General health conditions that may predispose to changes in libido should be managed as appropriate (eg, men with obesity and or controlled diabetes should aim to lose weight and bring blood sugar levels under control). In some cases, this may lead to improvements in libido.
The authors added, “As low blood levels of testosterone are associated with low libido, supplementation may be appropriate in some cases. Testosterone supplementation is somewhat controversial so it should only be considered after careful consultation with a health care provider who is knowledgeable about this topic. Testosterone is helpful in many, but not all, cases of low libido.”
Premature ejaculation (PE) is a common male sexual dysfunction that affects between 20% and 30% of men. It can be acquired or lifelong, with lifelong presentations occurring after first sexual intercourse. Lifelong PE refers to intravaginal ejaculatory latency times of 1 or 2 minutes or fewer, and occurs in between 2% and 5% of men.
The cause of PE is unknown, although anxiety, penile hypersensitivity, and serotonin receptor dysfunction have all been implicated.

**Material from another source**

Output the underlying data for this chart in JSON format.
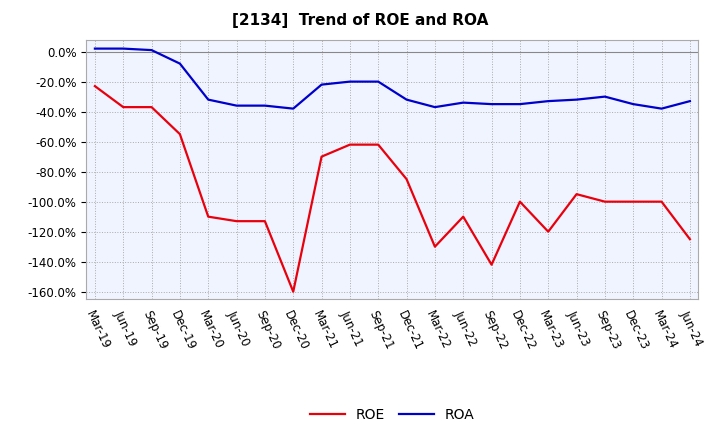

First-line treatment for PE involves the use of SSRIs, which delay ejaculation. Topical anesthetics can also be applied between 20 and 30 minutes before intercourse. Other options include behavioral and cognitive therapies.
This condition is the most poorly understood of the male sexual dysfunctions. It can range in severity, with some men able to ejaculate while masturbating but not during vaginal intercourse. It affects between 1% and 4% of men.
Causes can be psychological or physiological, including spinal cord injuries, multiple sclerosis, or diabetes. Relationship issues may also play a role. Medications that contribute to this disorder include beta blockers, muscle relaxants, and SSRIs.
No pharmacologic treatment exists for this condition. Cognitive behavioral sex therapy, however, may prove effective. Furthermore, penile stimulation with a vibrator may also result in ejaculation.
Having occasional erection problems is not necessarily cause for concern. However, ongoing erection issues can be a sign of sexual dysfunction and possibly an underlying medical attention. Clinicians should attain a robust history and physical examination and look for possible contributors.
Treatment of sexual dysfunction can be complex and often requires a multidisciplinary approach. Physicians should thus have a low threshold for appropriate referral to the proper specialists.
And remember, ED can also be caused by stress, relationship conflicts, depression, or anxiety—or the ED may be contributing to these problems—notes the Mayo Clinic. In these cases, physicians should consider referral to a psychologist or counselor.